Bei einem Doppelkupplungsgetriebe (der VW-Konzern hat sich den Begriff "Direktschaltgetriebe DSG" schützen lassen) wird das Getriebe in zwei Hälften aufgeteilt mit gemeinsamem An- und Abtrieb. Je eine Kupplung trennt die Getriebehälfte vom Antriebsstrang und ermöglicht so die erforderlichen Schaltvorgänge bzw. das Anfahren. Kuppeln und Schalten erfolgen automatisch, es gibt kein Kupplungspedal. Die Schaltkonsole sieht gleich aus wie bei einem automatischen Getriebe mit Tippschaltung.

Zur Funktion:

Beim Losfahren wird nach dem Anwählen der Fahrstufe der erste bzw. der Rückwärtsgang eingelegt und nach dem Lösen der Bremse sukzessive und ohne Zutun des Fahrers die Anfahrkupplung (K1, siehe Getriebeschema) geschlossen - je nach Gaspedalstellung sanft oder nachdrücklich. Gleichzeitig wird – bei Vorwärtsfahrt – bereits der zweite Gang eingedrückt – K2 bleibt offen. Das eigentliche Schaltmanöver beschränkt sich auf das Öffnen von K1 und das Schliessen von K2. Sobald K1 offen ist, wird im entsprechenden Getriebeteil vom ersten in den dritten Gang vorgeschaltet – das Spiel wiederholt sich.

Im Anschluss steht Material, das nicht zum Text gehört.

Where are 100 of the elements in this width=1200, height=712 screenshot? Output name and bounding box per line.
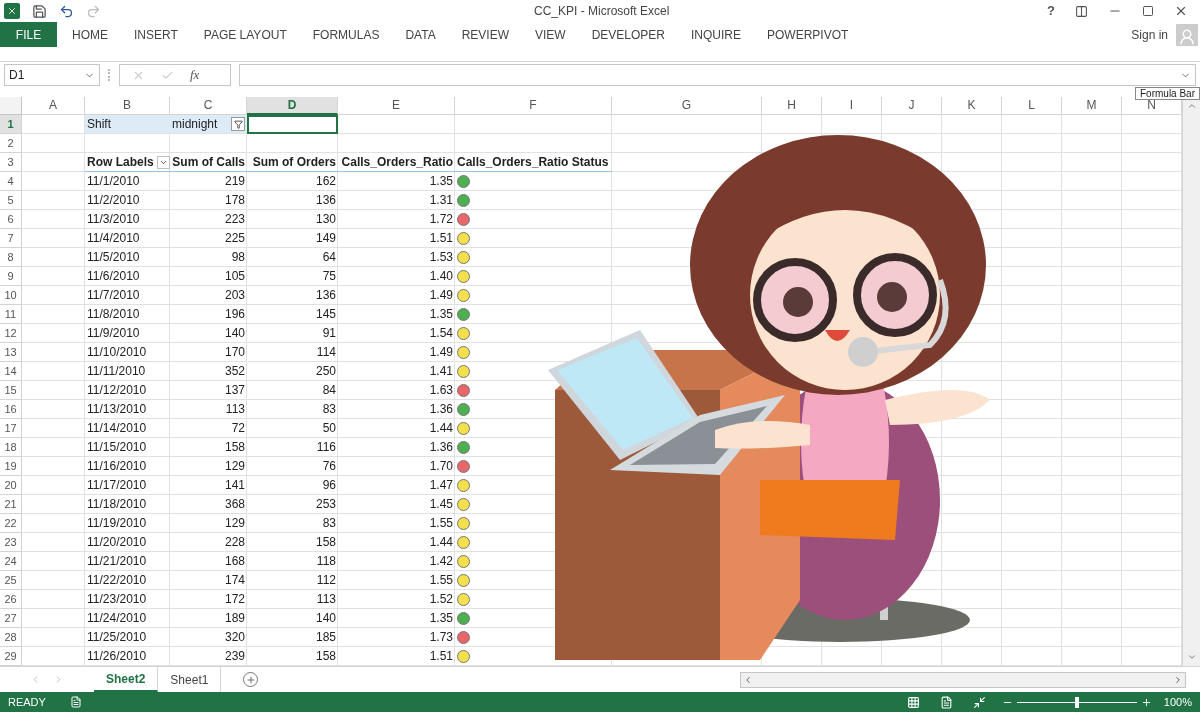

Weil das Ein- und Auskuppeln synchron gesteuert wird, erfolgen im Gegensatz zu den automatisierten Schaltgetrieben mit Kupplung die Gangwechsel ohne Unterbruch der Zugkraft, wie man dies auch von Wandlergetrieben gewohnt ist. Beim DSG ist aber stets eine feste mechanische Verbindung vorhanden; die Verluste sind geringer als beim Drehmomentwandler. Dank der Vorwahl der Gangstufen können die Schaltvorgänge extrem schnell und präzise durchgeführt werden. Mit der aufwendigen Elektronik besteht sogar die Möglichkeit, Gänge zu überspringen, beispielsweise vom sechsten in den zweiten Gang. Dabei wird kurz der fünfte Gang aktiv, damit K2 für den Gangwechsel 6:2 geöffnet werden kann.

Je nach Motorisierung und Fahrzeugcharakter können die Schwerpunkte der Schaltlogik auf Sport, Komfort oder geringen Verbrauch gesetzt werden. Das DSG vereint viele Vorzüge des mechanischen Schaltgetriebes mit denen des automatischen Getriebes mit Drehmomentwandler. Übrigens: Doppelkupplungsgetriebe setzte zum ersten Mal vor fast 20 Jahren Porsche ein, allerdings nur im Rennsportwagen.